En vez de sentirte como si vivieras en una cómoda jaula, empieza a vivir una vida recargada – el único estilo de vida que te dará una felicidad duradera y una sensación de auto-realización a largo plazo.

Por fortuna, no es imposible llegar ahí. Todo lo que tienes que hacer es activar los diez motivadores humanos, lo cual es exactamente lo que este resumen te enseñará a hacer.


Hay tres tipos de vida que puedes llevar: encerrada, cómoda o recargada.

Según tu punto de vista, ¿qué es lo que constituye una vida realizada? ¿Es trabajar en un trabajo bien pagado? ¿Tener una casa de lujo y llevar a los niños a la playa los domingos? Bueno, eso es lo que la sociedad normalmente te haría creer – que la felicidad es la suma de una ecuación materialista. Pero la perspectiva de la sociedad es engañosa.

De hecho, vivir una vida guiada por otros es como vivir en una jaula. Y los barrotes de la jaula son erigidos desde muy temprano.

Cuando somos jóvenes, nuestros apoderados recompensan el desarrollo de ciertos atributos, como la autodisciplina y la ambición, aceptándonos y dándonos afecto. En la adultez, seguimos buscando esas recompensas al seguir reglas similares. Hacemos lo que otros esperan que hagamos, y laboramos en el tipo de trabajo que haría orgullosos a nuestros padres.

Puede que seamos infelices. Puede que nos sintamos limitados y vacíos. Pero seguiremos sin querer salir de la jaula, porque tememos perder lo que tanto trabajo nos ha costado ganar: la aceptación.

Ahora bien, algunos de nosotros no nos sentimos absolutamente encerrados. Nos sentimos cómodos, viviendo lo que la sociedad llama la “buena vida”: una linda casa, una linda pareja y un lindo sueldo al final de cada lindo mes.

Estamos agradecidos por todo esto, pero, en el fondo, nos fastidian las preguntas: ¿Es esto lo que realmente quiero? ¿Me estoy perdiendo algo mejor?

Como nuestros amigos encerrados, los cómodos también buscamos la auto-realización. Pero en vez de perseguirla, contamos nuestras bendiciones y nos convencemos a nosotros mismos de que estamos contentos.

Luego, están aquellos que viven la vida recargada. Vamos a llamarlos simplemente recargados.

Se sienten liberados de las expectativas de los demás, y no les preocupa la llamada “buena vida”. Su mundo se desborda con posibilidades, y siguen su propio camino a través de él, persiguiendo su propia felicidad.

Si has estado viviendo la vida cómoda o encerrada, es momento de aprender a cómo ser un recargado.


“Los recargados son optimistas sobre el futuro, y ese optimismo funciona como un imán, atrayendo ese futuro deseado hacia ellos”.

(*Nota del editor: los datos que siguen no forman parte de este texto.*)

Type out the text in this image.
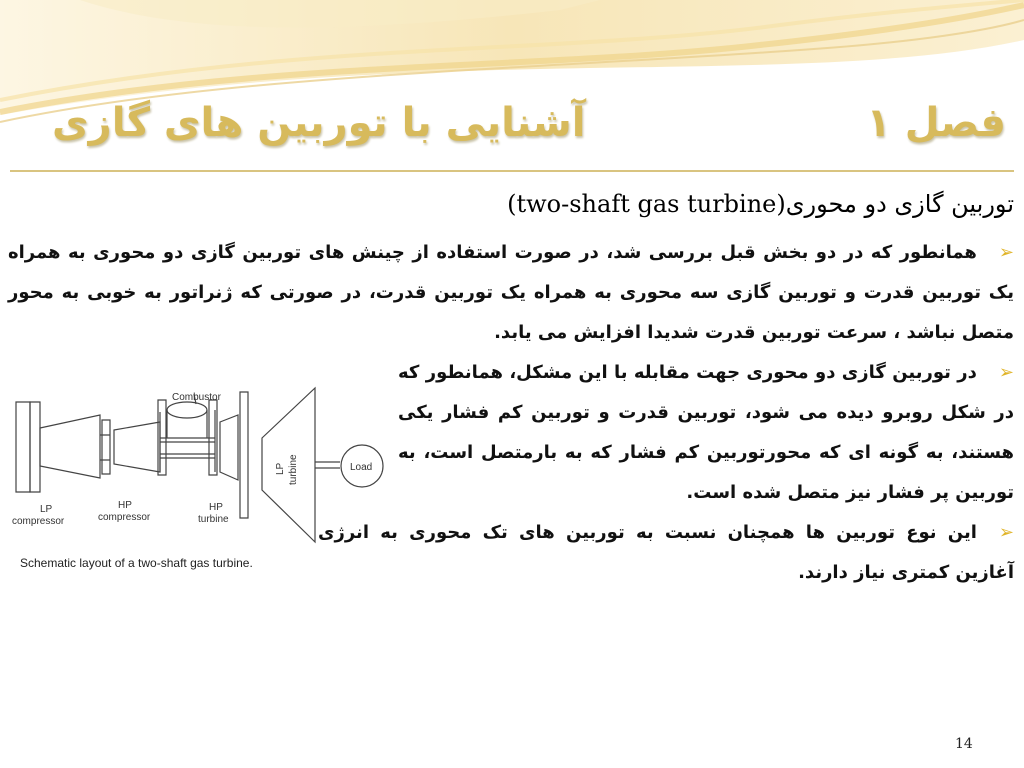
فصل ۱
آشنایی با توربین های گازی
توربین گازی دو محوری(two-shaft gas turbine)
➢همانطور که در دو بخش قبل بررسی شد، در صورت استفاده از چینش های توربین گازی دو محوری به همراه یک توربین قدرت و توربین گازی سه محوری به همراه یک توربین قدرت، در صورتی که ژنراتور به خوبی به محور متصل نباشد ، سرعت توربین قدرت شدیدا افزایش می یابد.
➢در توربین گازی دو محوری جهت مقابله با این مشکل، همانطور که در شکل روبرو دیده می شود، توربین قدرت و توربین کم فشار یکی هستند، به گونه ای که محورتوربین کم فشار که به بارمتصل است، به توربین پر فشار نیز متصل شده است.
➢این نوع توربین ها همچنان نسبت به توربین های تک محوری به انرژی آغازین کمتری نیاز دارند.
Combustor
LP
compressor
HP
compressor
HP
turbine
LP turbine	Load
Schematic layout of a two-shaft gas turbine.
14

Toma el control de cómo afrontas la vida y el trabajo.

Sin importar si tu vida es una del tipo encerrada, cómoda o recargada, una cosa es cierta: estás buscando la felicidad. Y es un simple hecho que las personas viviendo una vida recargada son más felices.

Eso es porque han activado los diez motivadores humanos.

Los motivadores humanos no son esenciales para la supervivencia, y puedes experimentar una felicidad temporal sin ellos, pero son algo que todos deseamos, y la única manera de vivir una vida realmente recargada y conseguir una felicidad sostenible es activándolos.

Los primeros cinco motivadores son llamados motivadores base, y desarrollan los sentimientos de bienestar interno, como la auto-confianza y una sensación de pertenencia. Estos motivadores son el control, la competencia, la congruencia, el cuidado y la conexión.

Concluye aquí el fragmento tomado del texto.